The three F-35 variants were designed to be highly common, with 80 percent commonality of parts and systems between the A, B and C models. The same Pratt and Whitney F135 engine powers all three, for instance. Pratt & Whitney is a division of United Technologies Corp. [UTX]. Lockheed Martin [LMT] recently acquired Sikorsky.
But requiring commonality across the envisioned FVL fleet will be a first. Whereas the three F-35 variants are basically the same aircraft with differences in wing size and armaments, they are basically the same aircraft. The F-35B is the most unique because it has a lift fan module made by Rolls-Royce that allows for short takeoff and vertical landing.
Commonality of systems across platforms – both hardware and software – is one answer to speeding up development and testing, Lappos said. Boeing [BA] inserts common cockpit elements into all of its commercial aircraft, regardless of size. The Federal Aviation Administration (FAA) has cleared pilots that train and fly one size Boeing aircraft to seamlessly move to other variants with the same cockpit design.
The FVL consortium envisions a construct where the aircraft manufacturer receives major components like the cockpit and avionics systems from third-party vendors as furnished equipment. The same cockpit, at least major elements of it like displays and interfaces, would be required for multiple aircraft, rather than having each component specifically designed for a particular airframe, Lappos said.

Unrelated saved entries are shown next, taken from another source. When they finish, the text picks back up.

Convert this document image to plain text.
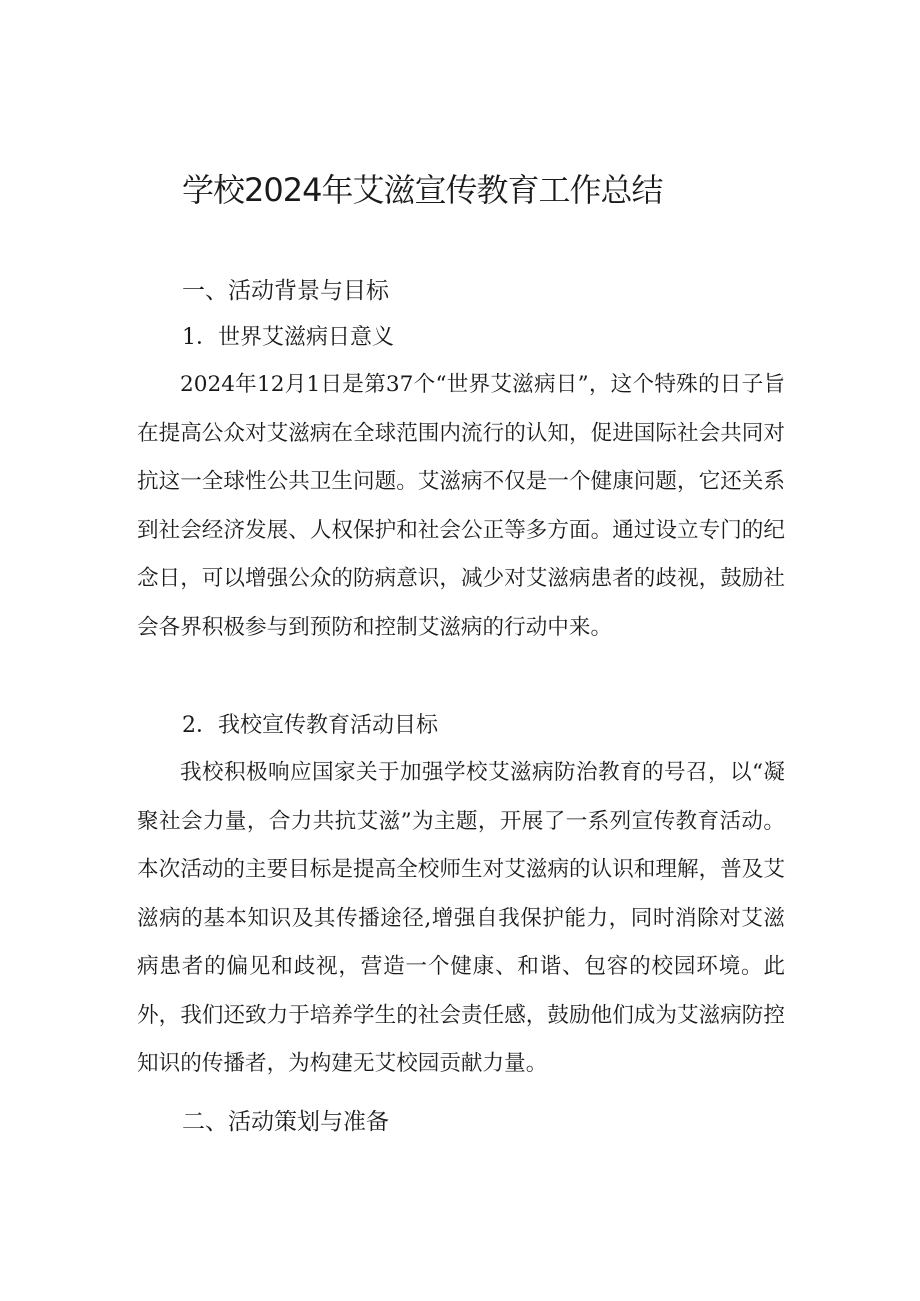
学校2024年艾滋宣传教育工作总结
一、活动背景与目标
1．世界艾滋病日意义

2024年12月1日是第37个“世界艾滋病日”，这个特殊的日子旨在提高公众对艾滋病在全球范围内流行的认知，促进国际社会共同对抗这一全球性公共卫生问题。艾滋病不仅是一个健康问题，它还关系到社会经济发展、人权保护和社会公正等多方面。通过设立专门的纪念日，可以增强公众的防病意识，减少对艾滋病患者的歧视，鼓励社会各界积极参与到预防和控制艾滋病的行动中来。

2．我校宣传教育活动目标

我校积极响应国家关于加强学校艾滋病防治教育的号召，以“凝聚社会力量，合力共抗艾滋”为主题，开展了一系列宣传教育活动。本次活动的主要目标是提高全校师生对艾滋病的认识和理解，普及艾滋病的基本知识及其传播途径,增强自我保护能力，同时消除对艾滋病患者的偏见和歧视，营造一个健康、和谐、包容的校园环境。此外，我们还致力于培养学生的社会责任感，鼓励他们成为艾滋病防控知识的传播者，为构建无艾校园贡献力量。

二、活动策划与准备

To save time and money, FVL – which will have multiple mission sets and several models of aircraft based on a common core airframe – should have common elements like maintenance and crew stations, cockpits, training systems that are “relatively identical, or at least common,” he said.

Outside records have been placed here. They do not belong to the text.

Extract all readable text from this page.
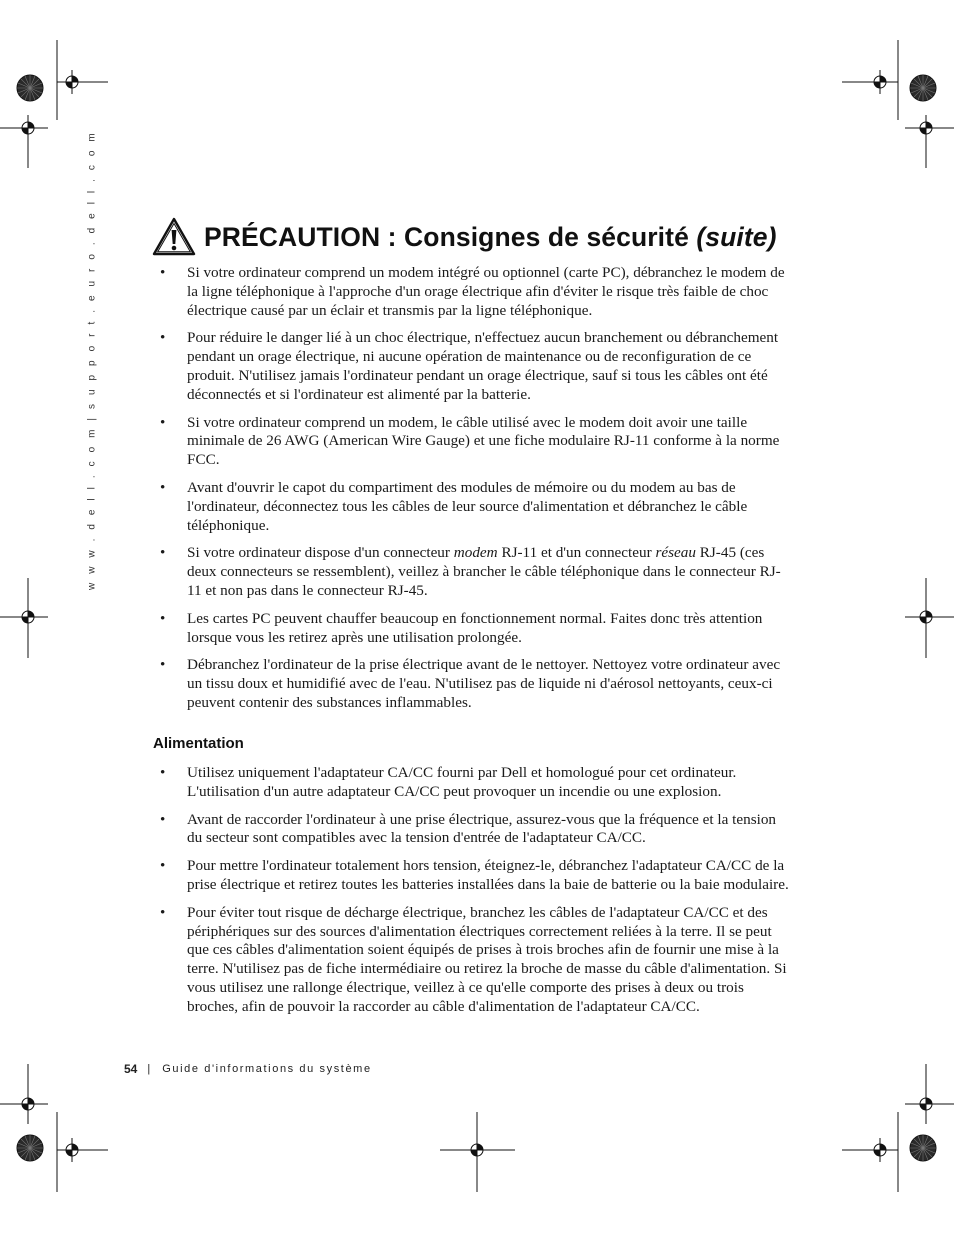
w w w . d e l l . c o m | s u p p o r t . e u r o . d e l l . c o m	PRÉCAUTION : Consignes de sécurité (suite)
•	Si votre ordinateur comprend un modem intégré ou optionnel (carte PC), débranchez le modem de la ligne téléphonique à l'approche d'un orage électrique afin d'éviter le risque très faible de choc électrique causé par un éclair et transmis par la ligne téléphonique.
•	Pour réduire le danger lié à un choc électrique, n'effectuez aucun branchement ou débranchement pendant un orage électrique, ni aucune opération de maintenance ou de reconfiguration de ce produit. N'utilisez jamais l'ordinateur pendant un orage électrique, sauf si tous les câbles ont été déconnectés et si l'ordinateur est alimenté par la batterie.
•	Si votre ordinateur comprend un modem, le câble utilisé avec le modem doit avoir une taille minimale de 26 AWG (American Wire Gauge) et une fiche modulaire RJ-11 conforme à la norme FCC.
•	Avant d'ouvrir le capot du compartiment des modules de mémoire ou du modem au bas de l'ordinateur, déconnectez tous les câbles de leur source d'alimentation et débranchez le câble téléphonique.
•	Si votre ordinateur dispose d'un connecteur modem RJ-11 et d'un connecteur réseau RJ-45 (ces deux connecteurs se ressemblent), veillez à brancher le câble téléphonique dans le connecteur RJ-11 et non pas dans le connecteur RJ-45.
•	Les cartes PC peuvent chauffer beaucoup en fonctionnement normal. Faites donc très attention lorsque vous les retirez après une utilisation prolongée.
•	Débranchez l'ordinateur de la prise électrique avant de le nettoyer. Nettoyez votre ordinateur avec un tissu doux et humidifié avec de l'eau. N'utilisez pas de liquide ni d'aérosol nettoyants, ceux-ci peuvent contenir des substances inflammables.
Alimentation
•	Utilisez uniquement l'adaptateur CA/CC fourni par Dell et homologué pour cet ordinateur. L'utilisation d'un autre adaptateur CA/CC peut provoquer un incendie ou une explosion.
•	Avant de raccorder l'ordinateur à une prise électrique, assurez-vous que la fréquence et la tension du secteur sont compatibles avec la tension d'entrée de l'adaptateur CA/CC.
•	Pour mettre l'ordinateur totalement hors tension, éteignez-le, débranchez l'adaptateur CA/CC de la prise électrique et retirez toutes les batteries installées dans la baie de batterie ou la baie modulaire.
•	Pour éviter tout risque de décharge électrique, branchez les câbles de l'adaptateur CA/CC et des périphériques sur des sources d'alimentation électriques correctement reliées à la terre. Il se peut que ces câbles d'alimentation soient équipés de prises à trois broches afin de fournir une mise à la terre. N'utilisez pas de fiche intermédiaire ou retirez la broche de masse du câble d'alimentation. Si vous utilisez une rallonge électrique, veillez à ce qu'elle comporte des prises à deux ou trois broches, afin de pouvoir la raccorder au câble d'alimentation de l'adaptateur CA/CC.
54 | Guide d'informations du système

There will be tradeoffs for the various FVL airframes in efficiency and payload capacity because those systems will not be ideally suited to the size and mission of the airframe, Lappos said. The cockpit for an Apache-size light attack helicopter will necessarily not be perfectly suited to a Chinook-sized heavy-lift rotorcraft.
“These systems that we’re talking about that will become common, do erode to some degree the payload of the system that they go into, because there is a natural price to pay for being slightly less than perfectly applicable,” he said. “There will be some tradeoffs to be made and some biting of the bullet by pilots and program managers to accept the system that comes from the cockpit program management team.”